Le salaire de la peur

Le Salaire De La Peur semble prémonitoire dans sa capacité à préfigurer la bataille de consommation de toute une carrière,à la fois physique et mentale,qui a conduit à la chute de Clouzot sur le plateau de L'Enfer.Dans le film,la peur se manifeste à nouveau comme un mal physique.Même si les hommes parviennent à terminer le voyage,le stress de la mission est garanti pour les laisser changés.Un conducteur potentiel,un homme des champs pétrolifères du Texas qui avait vu les effets qu'un tel voyage peut avoir,prévient de manière inquiétante: «Une fois que vous avez peur,c'est pour la vie.Vos cheveux deviennent gris et vous tremblez comme paralysé.

Les chauffeurs et un homme d'une compagnie pétrolière avant leur mission suicide

Depuis sa sortie du sanatorium,Clouzot était en proie à des insomnies.Comme à ses jours alité,il profite de ces nuits blanches pour travailler sur ses films.Les membres de l'équipe se sont souvent plaints de son habitude de les réveiller à 2 heures du matin pour travailler sur la dernière idée du cinéaste.Le manque de sommeil rend ses collaborateurs rancuniers et rend Clouzot imprévisible et instable.L'anxiété qui nous envahit au milieu de la nuit peut être insupportable,et il est facile d'imaginer que Clouzot a passé de nombreuses nuits à s'inquiéter des moqueries qu'il recevait dans les pages des Cahiers du Cinéma.concernant son cinéma obsédé par les détails.C'est un scénario qui rappelle la conversation entre l'aîné Jo et le jeune Mario lors de leur périple où Jo dit à Mario qu'il manque de peur parce qu'il manque d'imagination.« Je vois l'explosion;Je me vois réduit en miettes»,dit Jo.

Jo (Charles Vanel) et Mario (Yves Montand) contemplent la mort par la nitroglycérine dans Le Salaire De La Peur

Lors du tournage de L'Enfer,Clouzot a tenté de prouver que la maladie pouvait être contrôlée,qu'elle pouvait être cartographiée comme des coordonnées sur une grille,que « la folie pouvait être conçue comme une équation ».Au final,ce qui ressort du documentaire,c'est l'histoire de la façon dont un maître du cinéma français a été défait par la maladie.Il raconte la défaite éventuelle de Clouzot,non pas sur le style changeant du cinéma,mais aux symptômes pathologiques qui l'avaient tourmenté depuis qu'il était devenu adulte.

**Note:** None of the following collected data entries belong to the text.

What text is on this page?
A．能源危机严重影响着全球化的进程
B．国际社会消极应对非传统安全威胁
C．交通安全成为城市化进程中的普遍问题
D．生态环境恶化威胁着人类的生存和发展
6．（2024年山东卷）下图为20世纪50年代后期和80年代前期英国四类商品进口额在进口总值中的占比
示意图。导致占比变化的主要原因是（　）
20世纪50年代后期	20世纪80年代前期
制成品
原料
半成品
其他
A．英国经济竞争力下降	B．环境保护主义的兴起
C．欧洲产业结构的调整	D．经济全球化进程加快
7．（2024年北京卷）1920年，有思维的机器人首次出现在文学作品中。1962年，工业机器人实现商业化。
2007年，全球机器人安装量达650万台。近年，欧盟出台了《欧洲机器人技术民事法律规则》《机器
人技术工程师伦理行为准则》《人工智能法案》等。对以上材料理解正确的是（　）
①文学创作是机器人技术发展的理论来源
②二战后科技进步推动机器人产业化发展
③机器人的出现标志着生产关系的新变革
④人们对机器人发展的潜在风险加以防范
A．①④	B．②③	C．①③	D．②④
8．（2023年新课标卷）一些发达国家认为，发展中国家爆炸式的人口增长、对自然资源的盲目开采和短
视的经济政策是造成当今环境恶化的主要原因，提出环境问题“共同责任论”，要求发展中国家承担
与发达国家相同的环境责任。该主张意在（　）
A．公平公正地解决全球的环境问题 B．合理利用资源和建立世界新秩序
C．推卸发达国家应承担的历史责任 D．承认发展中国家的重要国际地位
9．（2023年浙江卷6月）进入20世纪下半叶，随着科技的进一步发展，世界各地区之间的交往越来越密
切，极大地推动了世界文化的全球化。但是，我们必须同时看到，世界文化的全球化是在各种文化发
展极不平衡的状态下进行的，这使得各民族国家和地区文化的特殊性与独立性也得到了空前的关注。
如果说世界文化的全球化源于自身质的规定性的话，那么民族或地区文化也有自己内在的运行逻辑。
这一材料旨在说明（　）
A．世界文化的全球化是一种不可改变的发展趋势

Telle une Marie Curie cinématographique,dont les expériences sur la radioactivité lui ont valu des prix Nobel de physique et de chimie mais qui est décédée plus tard d'une anémie aplasique provoquée par le travail avec les éléments toxiques,Clouzot est devenu victime des émotions-jalousie,peur,paranoïa-qu’il avait auparavant habilement manipulé pour créer l'œuvre qui a fait de lui un cinéaste si célèbre.

Clouzot sur le tournage de L'Enfer

Henri-Georges Clouzot est mort en 1977 en écoutant "La Damnation de Faust" d'Hector Berlioz

 

Clouzot:Romy Schneider,"L'enfer","Le salaire de la peur".